Binary Options - Ranges

Once you have been trading binary options for a while you may become bored with the standard options and look for something a little more challenging. Range trading is one way of livening up the trade, it is also known as boundary trading and involves more than just setting a trade in motion and waiting for the trade to expire. Experts who study assets state that the majority of assets will move within a relatively narrow field up and down from their average price. This information can be used to create arrange at which you believe your asset will trade within.

In effect you will need to calculate how far your asset is likely to move up and down in price within a given time period. The closer you can get your range, or boundaries to the current price the higher the risk will be and the bigger the payout. You can also choose to state that the asset will move out of a range as defined by the broker.

For example; you decide to trade in USD/EUR. The rate is currently 1.19 and the broker defined range is .99 to 1.28. Your research suggests that the rate should reach as high as 1.34; in this case you would place an out of range trade. Providing the rate moves to 1.29 or above then you have predicted correctly and you will be in the money! The percentage payout will have been defined before you committed to the trade.

Not only have you needed more skill and knowledge to make this trade you will also have the satisfaction of knowing you got it right, at worst you already know what you would lose on the trade.

Of course, this is a tricky field to navigate. If the experts are correct and the asset usually stays within a given range the odds are already stacked against you. You should not be too hasty to jump in with an out of range trade. Ideally you should see two points of resistance; this will make it very likely that the asset will trade outside of its normal fashion. Providing you have picked the right direction for the price movement you will then stand a good chance of receiving a return on your investment. It is very easy to get carried away and see one area of resistance and assume the price will move out of range; however this may not be enough by itself as there are always other factors involved in price movements. This is especially true when you are dealing with currencies which can be influenced dramatically by government intervention.

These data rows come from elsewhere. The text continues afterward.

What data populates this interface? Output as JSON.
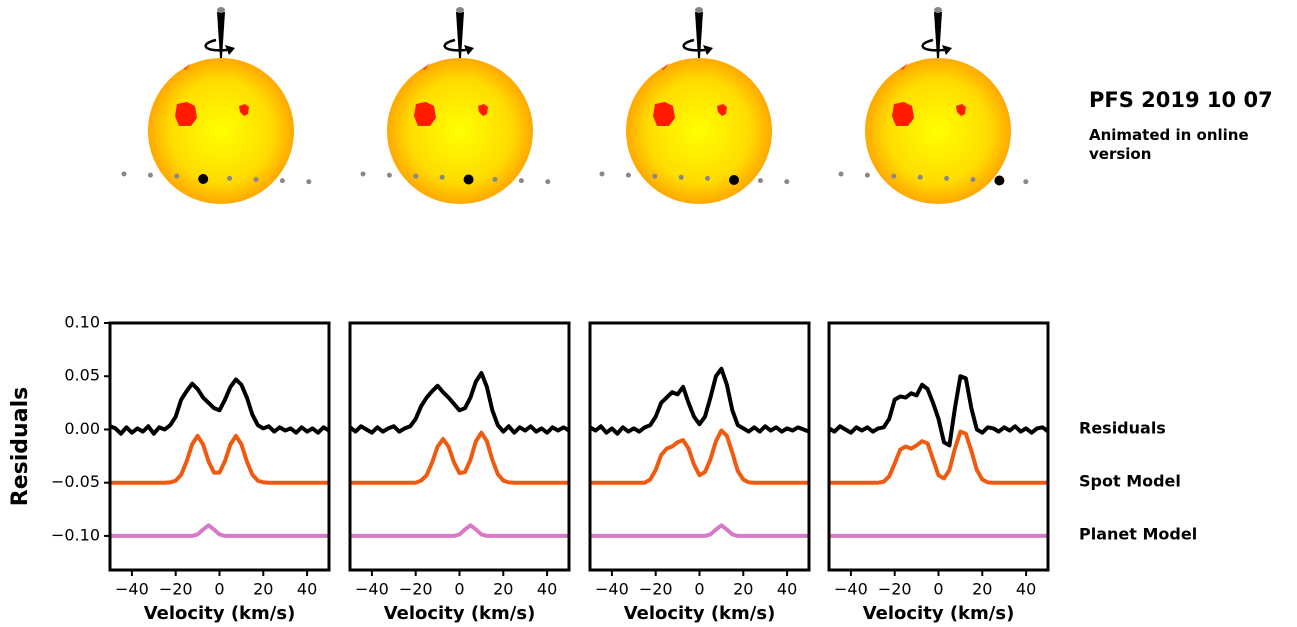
{
  "title": "PFS 2019 10 07",
  "subtitle": "Animated in online version",
  "chart_data": [
    {
      "type": "line",
      "ylabel": "Residuals",
      "xlabel": "Velocity (km/s)",
      "xlim": [
        -50,
        50
      ],
      "ylim": [
        -0.132,
        0.1
      ],
      "xticks": [
        {
          "value": -40,
          "label": "−40"
        },
        {
          "value": -20,
          "label": "−20"
        },
        0,
        20,
        40
      ],
      "yticks": [
        {
          "value": 0.1,
          "label": "0.10"
        },
        {
          "value": 0.05,
          "label": "0.05"
        },
        {
          "value": 0.0,
          "label": "0.00"
        },
        {
          "value": -0.05,
          "label": "−0.05"
        },
        {
          "value": -0.1,
          "label": "−0.10"
        }
      ],
      "x": [
        -50,
        -47.5,
        -45,
        -42.5,
        -40,
        -37.5,
        -35,
        -32.5,
        -30,
        -27.5,
        -25,
        -22.5,
        -20,
        -17.5,
        -15,
        -12.5,
        -10,
        -7.5,
        -5,
        -2.5,
        0,
        2.5,
        5,
        7.5,
        10,
        12.5,
        15,
        17.5,
        20,
        22.5,
        25,
        27.5,
        30,
        32.5,
        35,
        37.5,
        40,
        42.5,
        45,
        47.5,
        50
      ],
      "series": [
        {
          "name": "Residuals",
          "color": "#000000",
          "values": [
            0.003,
            0.001,
            -0.004,
            0.002,
            -0.003,
            0.001,
            -0.002,
            0.003,
            -0.004,
            0.002,
            0.0,
            0.004,
            0.012,
            0.028,
            0.036,
            0.043,
            0.038,
            0.03,
            0.025,
            0.02,
            0.018,
            0.028,
            0.04,
            0.047,
            0.042,
            0.03,
            0.014,
            0.004,
            0.001,
            0.003,
            -0.002,
            0.002,
            -0.001,
            0.001,
            -0.003,
            0.002,
            -0.002,
            0.001,
            -0.003,
            0.002,
            -0.001
          ]
        },
        {
          "name": "Spot Model",
          "color": "#f05a0f",
          "values": [
            -0.05,
            -0.05,
            -0.05,
            -0.05,
            -0.05,
            -0.05,
            -0.05,
            -0.05,
            -0.05,
            -0.05,
            -0.05,
            -0.0497,
            -0.0481,
            -0.0424,
            -0.03,
            -0.014,
            -0.006,
            -0.014,
            -0.03,
            -0.0405,
            -0.0405,
            -0.0297,
            -0.014,
            -0.006,
            -0.014,
            -0.03,
            -0.0424,
            -0.0481,
            -0.0497,
            -0.05,
            -0.05,
            -0.05,
            -0.05,
            -0.05,
            -0.05,
            -0.05,
            -0.05,
            -0.05,
            -0.05,
            -0.05,
            -0.05
          ]
        },
        {
          "name": "Planet Model",
          "color": "#d878c8",
          "values": [
            -0.1,
            -0.1,
            -0.1,
            -0.1,
            -0.1,
            -0.1,
            -0.1,
            -0.1,
            -0.1,
            -0.1,
            -0.1,
            -0.1,
            -0.1,
            -0.1,
            -0.1,
            -0.1,
            -0.0986,
            -0.094,
            -0.09,
            -0.094,
            -0.0986,
            -0.1,
            -0.1,
            -0.1,
            -0.1,
            -0.1,
            -0.1,
            -0.1,
            -0.1,
            -0.1,
            -0.1,
            -0.1,
            -0.1,
            -0.1,
            -0.1,
            -0.1,
            -0.1,
            -0.1,
            -0.1,
            -0.1,
            -0.1
          ]
        }
      ]
    },
    {
      "type": "line",
      "xlabel": "Velocity (km/s)",
      "xlim": [
        -50,
        50
      ],
      "ylim": [
        -0.132,
        0.1
      ],
      "xticks": [
        {
          "value": -40,
          "label": "−40"
        },
        {
          "value": -20,
          "label": "−20"
        },
        0,
        20,
        40
      ],
      "x": [
        -50,
        -47.5,
        -45,
        -42.5,
        -40,
        -37.5,
        -35,
        -32.5,
        -30,
        -27.5,
        -25,
        -22.5,
        -20,
        -17.5,
        -15,
        -12.5,
        -10,
        -7.5,
        -5,
        -2.5,
        0,
        2.5,
        5,
        7.5,
        10,
        12.5,
        15,
        17.5,
        20,
        22.5,
        25,
        27.5,
        30,
        32.5,
        35,
        37.5,
        40,
        42.5,
        45,
        47.5,
        50
      ],
      "series": [
        {
          "name": "Residuals",
          "color": "#000000",
          "values": [
            0.002,
            -0.002,
            0.003,
            0.0,
            -0.003,
            0.002,
            -0.002,
            0.001,
            0.003,
            -0.002,
            0.001,
            0.003,
            0.01,
            0.022,
            0.03,
            0.036,
            0.041,
            0.035,
            0.03,
            0.024,
            0.018,
            0.02,
            0.03,
            0.045,
            0.053,
            0.04,
            0.018,
            0.004,
            -0.002,
            0.003,
            -0.003,
            0.002,
            -0.001,
            0.003,
            -0.002,
            0.001,
            -0.003,
            0.002,
            -0.001,
            0.002,
            -0.001
          ]
        },
        {
          "name": "Spot Model",
          "color": "#f05a0f",
          "values": [
            -0.05,
            -0.05,
            -0.05,
            -0.05,
            -0.05,
            -0.05,
            -0.05,
            -0.05,
            -0.05,
            -0.05,
            -0.05,
            -0.05,
            -0.05,
            -0.048,
            -0.043,
            -0.031,
            -0.016,
            -0.009,
            -0.016,
            -0.031,
            -0.041,
            -0.04,
            -0.0285,
            -0.011,
            -0.003,
            -0.011,
            -0.0285,
            -0.042,
            -0.048,
            -0.0497,
            -0.05,
            -0.05,
            -0.05,
            -0.05,
            -0.05,
            -0.05,
            -0.05,
            -0.05,
            -0.05,
            -0.05,
            -0.05
          ]
        },
        {
          "name": "Planet Model",
          "color": "#d878c8",
          "values": [
            -0.1,
            -0.1,
            -0.1,
            -0.1,
            -0.1,
            -0.1,
            -0.1,
            -0.1,
            -0.1,
            -0.1,
            -0.1,
            -0.1,
            -0.1,
            -0.1,
            -0.1,
            -0.1,
            -0.1,
            -0.1,
            -0.1,
            -0.1,
            -0.0986,
            -0.094,
            -0.09,
            -0.094,
            -0.0986,
            -0.1,
            -0.1,
            -0.1,
            -0.1,
            -0.1,
            -0.1,
            -0.1,
            -0.1,
            -0.1,
            -0.1,
            -0.1,
            -0.1,
            -0.1,
            -0.1,
            -0.1,
            -0.1
          ]
        }
      ]
    },
    {
      "type": "line",
      "xlabel": "Velocity (km/s)",
      "xlim": [
        -50,
        50
      ],
      "ylim": [
        -0.132,
        0.1
      ],
      "xticks": [
        {
          "value": -40,
          "label": "−40"
        },
        {
          "value": -20,
          "label": "−20"
        },
        0,
        20,
        40
      ],
      "x": [
        -50,
        -47.5,
        -45,
        -42.5,
        -40,
        -37.5,
        -35,
        -32.5,
        -30,
        -27.5,
        -25,
        -22.5,
        -20,
        -17.5,
        -15,
        -12.5,
        -10,
        -7.5,
        -5,
        -2.5,
        0,
        2.5,
        5,
        7.5,
        10,
        12.5,
        15,
        17.5,
        20,
        22.5,
        25,
        27.5,
        30,
        32.5,
        35,
        37.5,
        40,
        42.5,
        45,
        47.5,
        50
      ],
      "series": [
        {
          "name": "Residuals",
          "color": "#000000",
          "values": [
            0.002,
            -0.001,
            0.003,
            -0.003,
            0.001,
            -0.004,
            0.002,
            -0.002,
            0.001,
            -0.002,
            0.002,
            0.004,
            0.012,
            0.025,
            0.03,
            0.035,
            0.033,
            0.04,
            0.025,
            0.012,
            0.005,
            0.012,
            0.03,
            0.05,
            0.057,
            0.042,
            0.018,
            0.004,
            0.001,
            -0.002,
            0.002,
            -0.002,
            0.003,
            -0.001,
            0.002,
            -0.002,
            0.001,
            -0.001,
            0.002,
            0.0,
            -0.002
          ]
        },
        {
          "name": "Spot Model",
          "color": "#f05a0f",
          "values": [
            -0.05,
            -0.05,
            -0.05,
            -0.05,
            -0.05,
            -0.05,
            -0.05,
            -0.05,
            -0.05,
            -0.05,
            -0.05,
            -0.047,
            -0.038,
            -0.024,
            -0.018,
            -0.016,
            -0.012,
            -0.01,
            -0.018,
            -0.033,
            -0.043,
            -0.04,
            -0.028,
            -0.011,
            -0.001,
            -0.006,
            -0.022,
            -0.039,
            -0.047,
            -0.0497,
            -0.05,
            -0.05,
            -0.05,
            -0.05,
            -0.05,
            -0.05,
            -0.05,
            -0.05,
            -0.05,
            -0.05,
            -0.05
          ]
        },
        {
          "name": "Planet Model",
          "color": "#d878c8",
          "values": [
            -0.1,
            -0.1,
            -0.1,
            -0.1,
            -0.1,
            -0.1,
            -0.1,
            -0.1,
            -0.1,
            -0.1,
            -0.1,
            -0.1,
            -0.1,
            -0.1,
            -0.1,
            -0.1,
            -0.1,
            -0.1,
            -0.1,
            -0.1,
            -0.1,
            -0.1,
            -0.0986,
            -0.094,
            -0.09,
            -0.094,
            -0.0986,
            -0.1,
            -0.1,
            -0.1,
            -0.1,
            -0.1,
            -0.1,
            -0.1,
            -0.1,
            -0.1,
            -0.1,
            -0.1,
            -0.1,
            -0.1,
            -0.1
          ]
        }
      ]
    },
    {
      "type": "line",
      "xlabel": "Velocity (km/s)",
      "xlim": [
        -50,
        50
      ],
      "ylim": [
        -0.132,
        0.1
      ],
      "xticks": [
        {
          "value": -40,
          "label": "−40"
        },
        {
          "value": -20,
          "label": "−20"
        },
        0,
        20,
        40
      ],
      "x": [
        -50,
        -47.5,
        -45,
        -42.5,
        -40,
        -37.5,
        -35,
        -32.5,
        -30,
        -27.5,
        -25,
        -22.5,
        -20,
        -17.5,
        -15,
        -12.5,
        -10,
        -7.5,
        -5,
        -2.5,
        0,
        2.5,
        5,
        7.5,
        10,
        12.5,
        15,
        17.5,
        20,
        22.5,
        25,
        27.5,
        30,
        32.5,
        35,
        37.5,
        40,
        42.5,
        45,
        47.5,
        50
      ],
      "series": [
        {
          "name": "Residuals",
          "color": "#000000",
          "values": [
            0.001,
            -0.002,
            0.003,
            0.0,
            -0.003,
            0.002,
            -0.001,
            0.002,
            -0.002,
            0.001,
            0.002,
            0.01,
            0.028,
            0.031,
            0.03,
            0.034,
            0.032,
            0.042,
            0.038,
            0.025,
            0.01,
            -0.012,
            -0.015,
            0.02,
            0.05,
            0.048,
            0.02,
            0.0,
            -0.003,
            0.002,
            0.001,
            -0.002,
            0.002,
            -0.001,
            0.003,
            -0.002,
            0.001,
            -0.003,
            0.001,
            0.002,
            -0.002
          ]
        },
        {
          "name": "Spot Model",
          "color": "#f05a0f",
          "values": [
            -0.05,
            -0.05,
            -0.05,
            -0.05,
            -0.05,
            -0.05,
            -0.05,
            -0.05,
            -0.05,
            -0.05,
            -0.049,
            -0.044,
            -0.032,
            -0.019,
            -0.016,
            -0.018,
            -0.015,
            -0.011,
            -0.013,
            -0.028,
            -0.043,
            -0.046,
            -0.038,
            -0.018,
            -0.002,
            -0.004,
            -0.02,
            -0.038,
            -0.047,
            -0.0497,
            -0.05,
            -0.05,
            -0.05,
            -0.05,
            -0.05,
            -0.05,
            -0.05,
            -0.05,
            -0.05,
            -0.05,
            -0.05
          ]
        },
        {
          "name": "Planet Model",
          "color": "#d878c8",
          "values": [
            -0.1,
            -0.1,
            -0.1,
            -0.1,
            -0.1,
            -0.1,
            -0.1,
            -0.1,
            -0.1,
            -0.1,
            -0.1,
            -0.1,
            -0.1,
            -0.1,
            -0.1,
            -0.1,
            -0.1,
            -0.1,
            -0.1,
            -0.1,
            -0.1,
            -0.1,
            -0.1,
            -0.1,
            -0.1,
            -0.1,
            -0.1,
            -0.1,
            -0.1,
            -0.1,
            -0.1,
            -0.1,
            -0.1,
            -0.1,
            -0.1,
            -0.1,
            -0.1,
            -0.1,
            -0.1,
            -0.1,
            -0.1
          ]
        }
      ]
    }
  ]
}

The best approach to this type of trading is to monitor the range and the resistance which may affect this range and then compare these figures and information with historical trends. Some currencies have a history of big fluctuations and you may be able to use this to your advantage. Equally a price movement may simply be a corrective measure or a reaction to a bullish market. You need to be certain that a previous trend happened for the same reasons as the current resistance; this will make it much more likely that the trend will repeat and you will be able to get a good return on your trade. This approach will also help you to calculate the timeframe you should apply to your trade, you then need to simply calculate how much you wish to invest.